You have no place going there unless you belong to (or are affiliated with) a select group that includes: The military, contractors, spies, businesspeople, diplomats, etc…
My Mother said, I never should, play with the gypsies in the wood, If I did, she would say, you naughty girl to disobey.
I immediately remembered this old nursery rhyme when I heard about those three Americans who went hiking along Iran’s border.
If a friend tells me don’t do something – maybe I can shrug and say, neh! My sister, brother tells me don’t do it – I can also shrug and say, bah! My mom, dad says don’t do it? Whatever!
But when the State Department says don’t do it – OK, now! It’s about time to listen. The next level of authority (for Christians, at least) is God…and I don’t need a burning bush to be convinced!

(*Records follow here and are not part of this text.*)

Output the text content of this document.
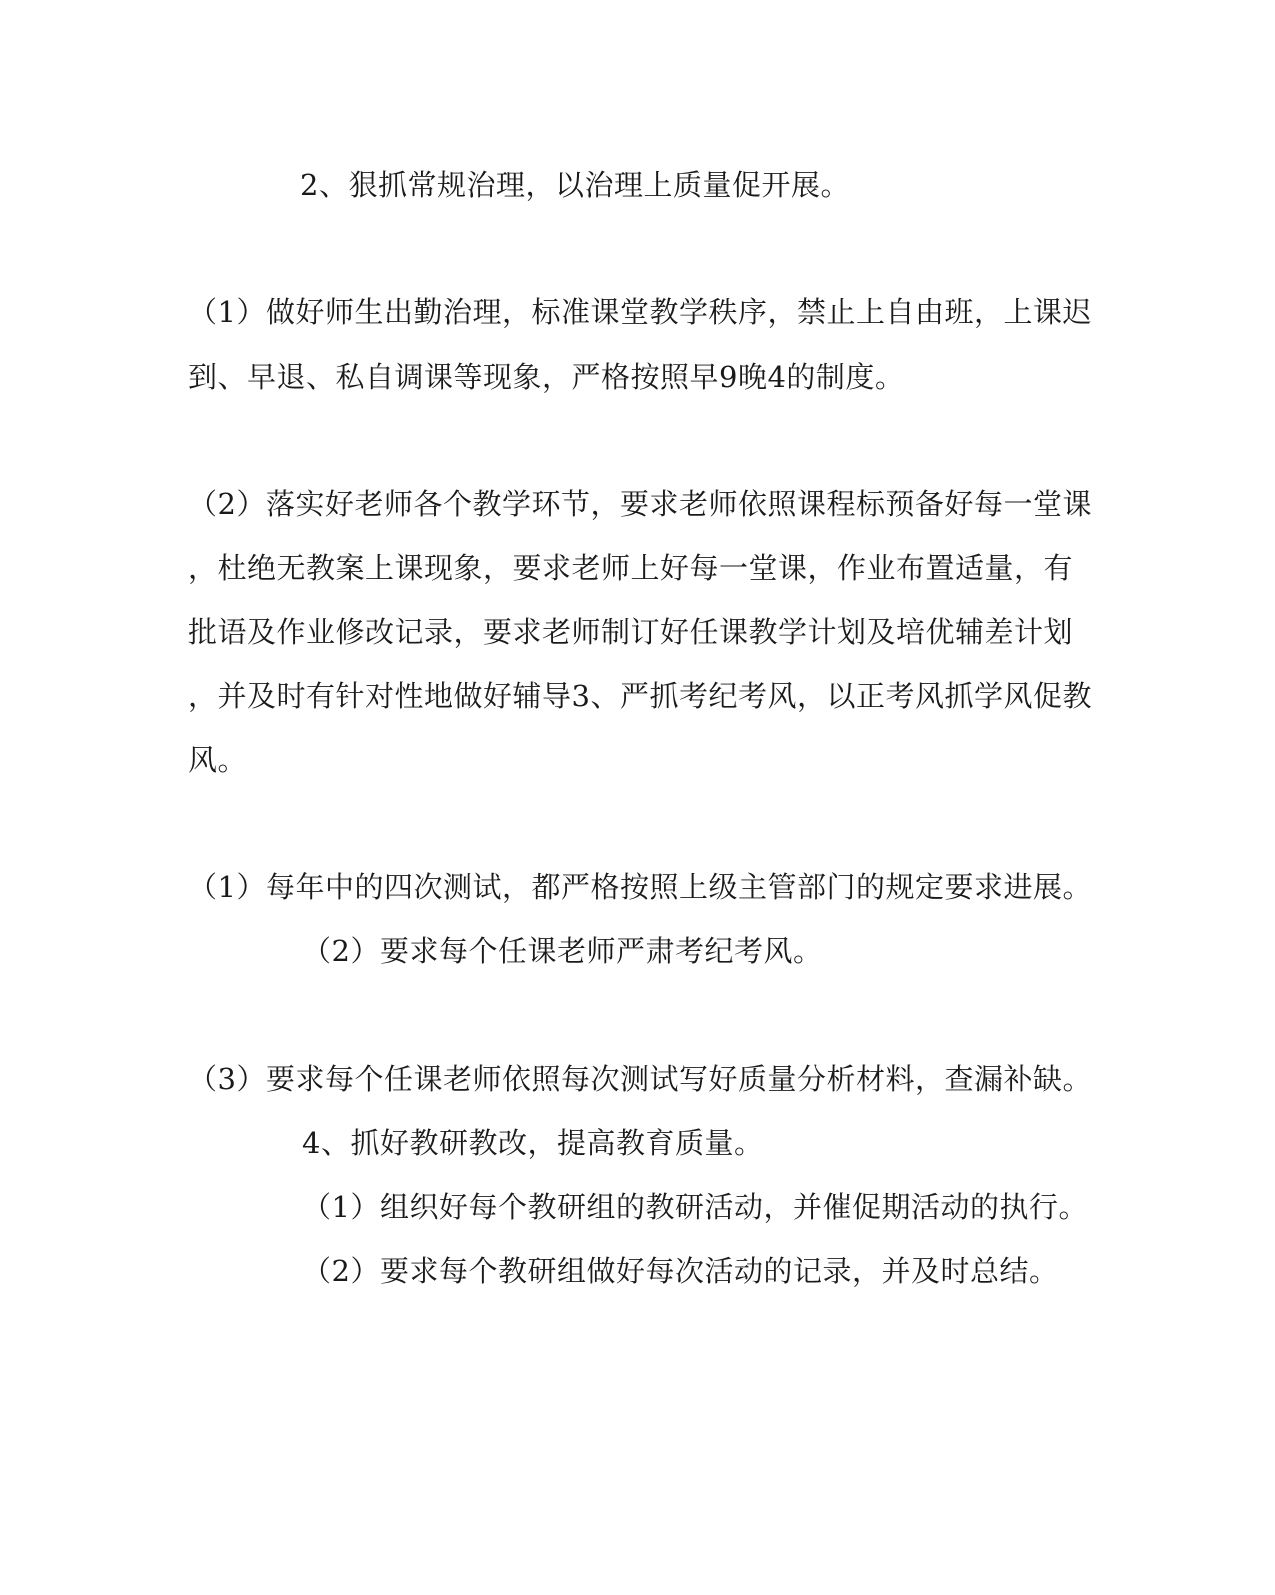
2、狠抓常规治理，以治理上质量促开展。
（1）做好师生出勤治理，标准课堂教学秩序，禁止上自由班，上课迟
到、早退、私自调课等现象，严格按照早9晚4的制度。
（2）落实好老师各个教学环节，要求老师依照课程标预备好每一堂课
，杜绝无教案上课现象，要求老师上好每一堂课，作业布置适量，有
批语及作业修改记录，要求老师制订好任课教学计划及培优辅差计划
，并及时有针对性地做好辅导3、严抓考纪考风，以正考风抓学风促教
风。
（1）每年中的四次测试，都严格按照上级主管部门的规定要求进展。
（2）要求每个任课老师严肃考纪考风。
（3）要求每个任课老师依照每次测试写好质量分析材料，查漏补缺。
4、抓好教研教改，提高教育质量。
（1）组织好每个教研组的教研活动，并催促期活动的执行。
（2）要求每个教研组做好每次活动的记录，并及时总结。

Still, those three intrepid travelers were not convinced by all the people, including the government, who told them it was a bad idea. They wanted to see a “waterfall.” They left America, with its abundance of waterfalls, including the world-famous NIAGARA FALLS, (where Canada would not have arrested them) and decided they absolutely had to see, just HAD to see…that Kurdish waterfall. So much so, they allegedly ignored warnings from border guards! Why? Is that waterfall on some endangered list?
These three Americans therefore handed themselves to Iran as pawns for an international chess game that all of us must now play. Nxd4. Only it’s more like Wizard’s Chess, in Harry Potter.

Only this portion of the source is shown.